Die meisten von ihnen liegen wahrscheinlich jetzt, während Sie das lesen, friedlich dösend auf ihren Lieblingsplätzen und lassen sich das Fell kraulen. Andere wiederum testen gerade einmal wieder die Leidensfähigkeit ihrer Besitzer aus. Mein Hund Benni war von Anfang an ein Meister darin, unsere Belastbarkeit auszuloten. Es war gleich in der ersten Woche: Wir lagen auf dem Sofa, der Hund in seinem Körbchen, bis er sich lautlos anschlich und sein Köpfchen zwischen uns schob. Ich ignorierte das treuherzig-traurige Geschau, weil ich gelesen hatte, dass man das so tut. Bis ich merkte, dass Mann und Hund denselben seltsamen seligen Ausdruck in den Augen hatten. „Denk nicht einmal dran“, sagte ich noch. Wir hatten nämlich ausgemacht, dass der Hund nicht auf die Couch darf. Zwecklos – heute ist es Bennis Couch.

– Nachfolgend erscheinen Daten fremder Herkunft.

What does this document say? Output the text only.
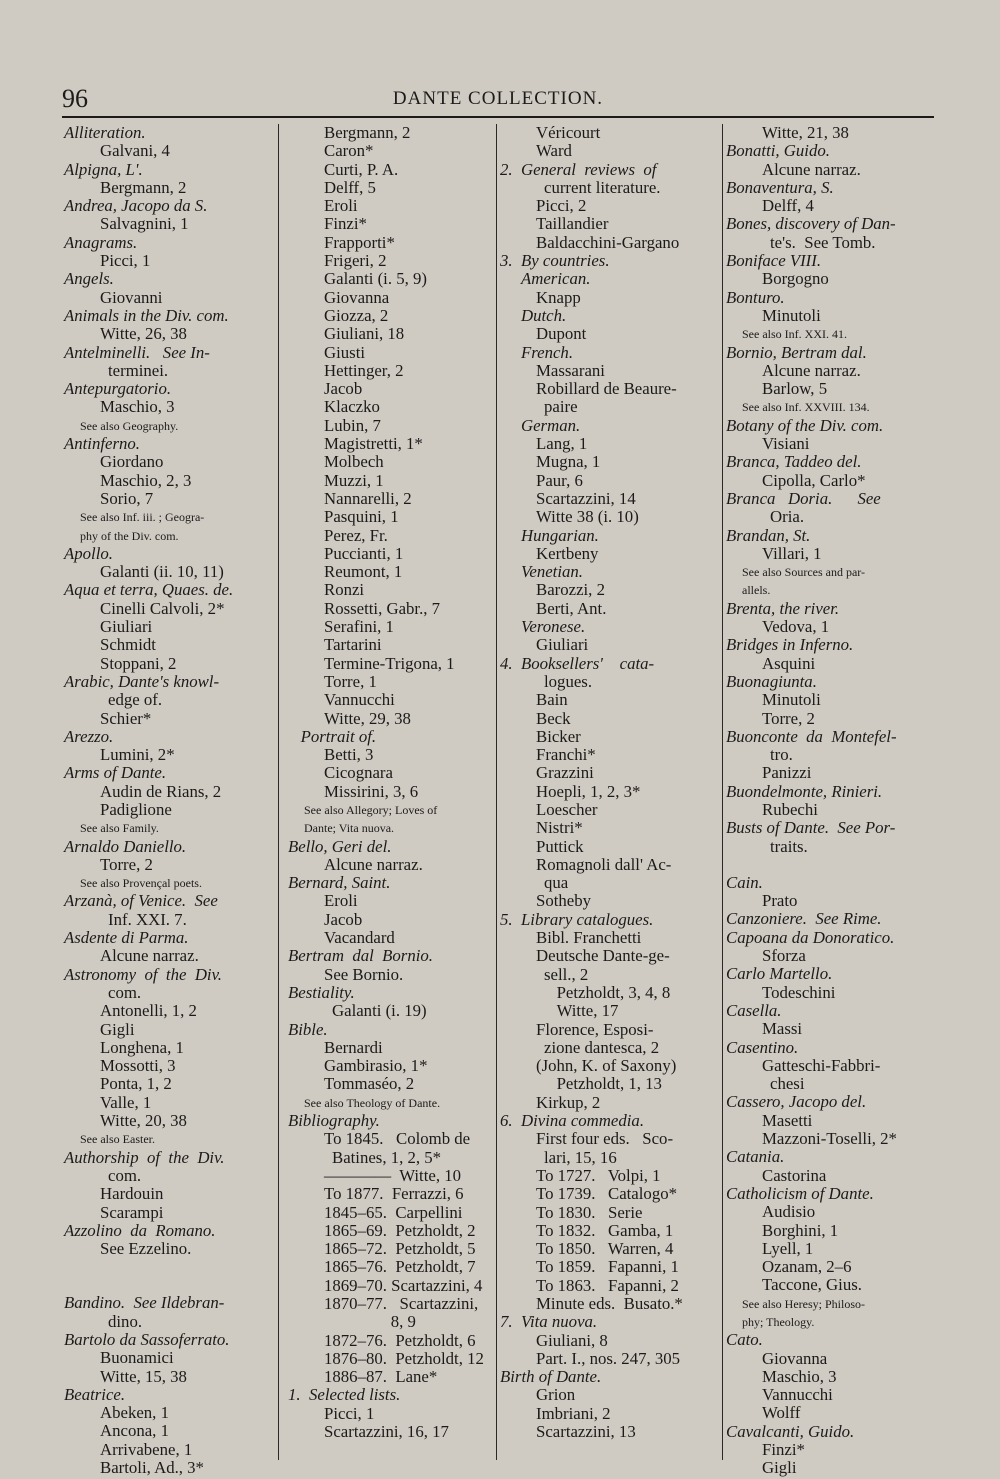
96	DANTE COLLECTION.
Alliteration.
Galvani, 4
Alpigna, L'.
Bergmann, 2
Andrea, Jacopo da S.
Salvagnini, 1
Anagrams.
Picci, 1
Angels.
Giovanni
Animals in the Div. com.
Witte, 26, 38
Antelminelli.   See In-
terminei.
Antepurgatorio.
Maschio, 3
See also Geography.
Antinferno.
Giordano
Maschio, 2, 3
Sorio, 7
See also Inf. iii. ; Geogra-
phy of the Div. com.
Apollo.
Galanti (ii. 10, 11)
Aqua et terra, Quaes. de.
Cinelli Calvoli, 2*
Giuliari
Schmidt
Stoppani, 2
Arabic, Dante's knowl-
edge of.
Schier*
Arezzo.
Lumini, 2*
Arms of Dante.
Audin de Rians, 2
Padiglione
See also Family.
Arnaldo Daniello.
Torre, 2
See also Provençal poets.
Arzanà, of Venice.  See
Inf. XXI. 7.
Asdente di Parma.
Alcune narraz.
Astronomy  of  the  Div.
com.
Antonelli, 1, 2
Gigli
Longhena, 1
Mossotti, 3
Ponta, 1, 2
Valle, 1
Witte, 20, 38
See also Easter.
Authorship  of  the  Div.
com.
Hardouin
Scarampi
Azzolino  da  Romano.
See Ezzelino.
Bandino.  See Ildebran-
dino.
Bartolo da Sassoferrato.
Buonamici
Witte, 15, 38
Beatrice.
Abeken, 1
Ancona, 1
Arrivabene, 1
Bartoli, Ad., 3*
Bergmann, 2
Caron*
Curti, P. A.
Delff, 5
Eroli
Finzi*
Frapporti*
Frigeri, 2
Galanti (i. 5, 9)
Giovanna
Giozza, 2
Giuliani, 18
Giusti
Hettinger, 2
Jacob
Klaczko
Lubin, 7
Magistretti, 1*
Molbech
Muzzi, 1
Nannarelli, 2
Pasquini, 1
Perez, Fr.
Puccianti, 1
Reumont, 1
Ronzi
Rossetti, Gabr., 7
Serafini, 1
Tartarini
Termine-Trigona, 1
Torre, 1
Vannucchi
Witte, 29, 38
Portrait of.
Betti, 3
Cicognara
Missirini, 3, 6
See also Allegory; Loves of
Dante; Vita nuova.
Bello, Geri del.
Alcune narraz.
Bernard, Saint.
Eroli
Jacob
Vacandard
Bertram  dal  Bornio.
See Bornio.
Bestiality.
Galanti (i. 19)
Bible.
Bernardi
Gambirasio, 1*
Tommaséo, 2
See also Theology of Dante.
Bibliography.
To 1845.   Colomb de
Batines, 1, 2, 5*
————  Witte, 10
To 1877.  Ferrazzi, 6
1845–65.  Carpellini
1865–69.  Petzholdt, 2
1865–72.  Petzholdt, 5
1865–76.  Petzholdt, 7
1869–70. Scartazzini, 4
1870–77.   Scartazzini,
8, 9
1872–76.  Petzholdt, 6
1876–80.  Petzholdt, 12
1886–87.  Lane*
1.  Selected lists.
Picci, 1
Scartazzini, 16, 17
Véricourt
Ward
2.  General  reviews  of
current literature.
Picci, 2
Taillandier
Baldacchini-Gargano
3.  By countries.
American.
Knapp
Dutch.
Dupont
French.
Massarani
Robillard de Beaure-
paire
German.
Lang, 1
Mugna, 1
Paur, 6
Scartazzini, 14
Witte 38 (i. 10)
Hungarian.
Kertbeny
Venetian.
Barozzi, 2
Berti, Ant.
Veronese.
Giuliari
4.  Booksellers'    cata-
logues.
Bain
Beck
Bicker
Franchi*
Grazzini
Hoepli, 1, 2, 3*
Loescher
Nistri*
Puttick
Romagnoli dall' Ac-
qua
Sotheby
5.  Library catalogues.
Bibl. Franchetti
Deutsche Dante-ge-
sell., 2
Petzholdt, 3, 4, 8
Witte, 17
Florence, Esposi-
zione dantesca, 2
(John, K. of Saxony)
Petzholdt, 1, 13
Kirkup, 2
6.  Divina commedia.
First four eds.   Sco-
lari, 15, 16
To 1727.   Volpi, 1
To 1739.   Catalogo*
To 1830.   Serie
To 1832.   Gamba, 1
To 1850.   Warren, 4
To 1859.   Fapanni, 1
To 1863.   Fapanni, 2
Minute eds.  Busato.*
7.  Vita nuova.
Giuliani, 8
Part. I., nos. 247, 305
Birth of Dante.
Grion
Imbriani, 2
Scartazzini, 13
Witte, 21, 38
Bonatti, Guido.
Alcune narraz.
Bonaventura, S.
Delff, 4
Bones, discovery of Dan-
te's.  See Tomb.
Boniface VIII.
Borgogno
Bonturo.
Minutoli
See also Inf. XXI. 41.
Bornio, Bertram dal.
Alcune narraz.
Barlow, 5
See also Inf. XXVIII. 134.
Botany of the Div. com.
Visiani
Branca, Taddeo del.
Cipolla, Carlo*
Branca   Doria.      See
Oria.
Brandan, St.
Villari, 1
See also Sources and par-
allels.
Brenta, the river.
Vedova, 1
Bridges in Inferno.
Asquini
Buonagiunta.
Minutoli
Torre, 2
Buonconte  da  Montefel-
tro.
Panizzi
Buondelmonte, Rinieri.
Rubechi
Busts of Dante.  See Por-
traits.
Cain.
Prato
Canzoniere.  See Rime.
Capoana da Donoratico.
Sforza
Carlo Martello.
Todeschini
Casella.
Massi
Casentino.
Gatteschi-Fabbri-
chesi
Cassero, Jacopo del.
Masetti
Mazzoni-Toselli, 2*
Catania.
Castorina
Catholicism of Dante.
Audisio
Borghini, 1
Lyell, 1
Ozanam, 2–6
Taccone, Gius.
See also Heresy; Philoso-
phy; Theology.
Cato.
Giovanna
Maschio, 3
Vannucchi
Wolff
Cavalcanti, Guido.
Finzi*
Gigli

Dass unsere Haustiere uns beinhart manipulieren, bestätigt die Verhaltensforschung: „Sowohl Katzen als auch Hunde sind gut darin, ihre Besitzer zu konditionieren und sogar ihre Menschen gegeneinander auszuspielen. Katzen können zudem ein regelrecht terroristisches Verhalten entwickeln“, sagt Kurt Kotrschal. Warum sie das tun? Weil sie es können – und wir es zulassen.

„Hunde beobachten uns sehr genau, um sich gezielt auf uns einzustellen“, schreibt die Ethologin und Fachtierärztin für Verhaltenskunde Dorit Urd Feddersen-Petersen in ihrem Buch „Ausdrucksverhalten beim Hund“. Und da unsere besten Freunde lernfähig und taktisch hoch begabt sind, entwickeln sie sich strategisch immer weiter.

Womit wir umgehen lernen müssen: Wer seinen Hund unterschätzt und ihm kein guter Partner ist, bekommt Probleme. Dazu gehört auch, nicht ungeduldig an der Leine herumzuzerren und den Hund in Ruhe zu lassen, wenn er einmal nicht gestreichelt werden will. Verhaltensforscher Kotrschal: „Es geht auch darum, dem Hund seine Würde nicht zu nehmen.“

Mein Problem war, Benni hörte nicht, wenn ich ihn zu mir rief. Dass er zudem damit anfing, bellend in die Leine zu springen, wenn wir anderen Hunden begegneten und er meine Einwände ignorierte, forderte Handlungsbedarf. Wir mussten in die Schule. Nein, ich musste in die Schule.

Wenn es mit dem Hund klappt, heißt das auch, ihm soziale Sicherheit zu geben. Dazu gehören Aufmerksamkeit, echte Gefühle, das richtige Timing, ruhig und konsequent zu bleiben, auch wenn der Hund einen mal geärgert hat.

„Glaubst du selbst, was du sagst?“, fragte mich die Hundetrainerin, als ich „Aus“ flüsterte. Ich kam schon im Training an meine Grenzen. Es ging um Timing, Körpersprache, Verhaltensmuster, Stimme, aber vor allem darum, ein Gespür für das fremde Wesen zu entwickeln. Und um Gefühle: Angst, Wut, Unsicherheit, das alles spürt ein Hund – oft schneller als man selbst. Aber auch Begeisterung, Gelassenheit und Freude. Ich lernte: Damit der Hund zuverlässig kommt, darf kein Zweifel für ihn erkennbar sein, sonst nutzt er diesen aus – und übernimmt die Führung.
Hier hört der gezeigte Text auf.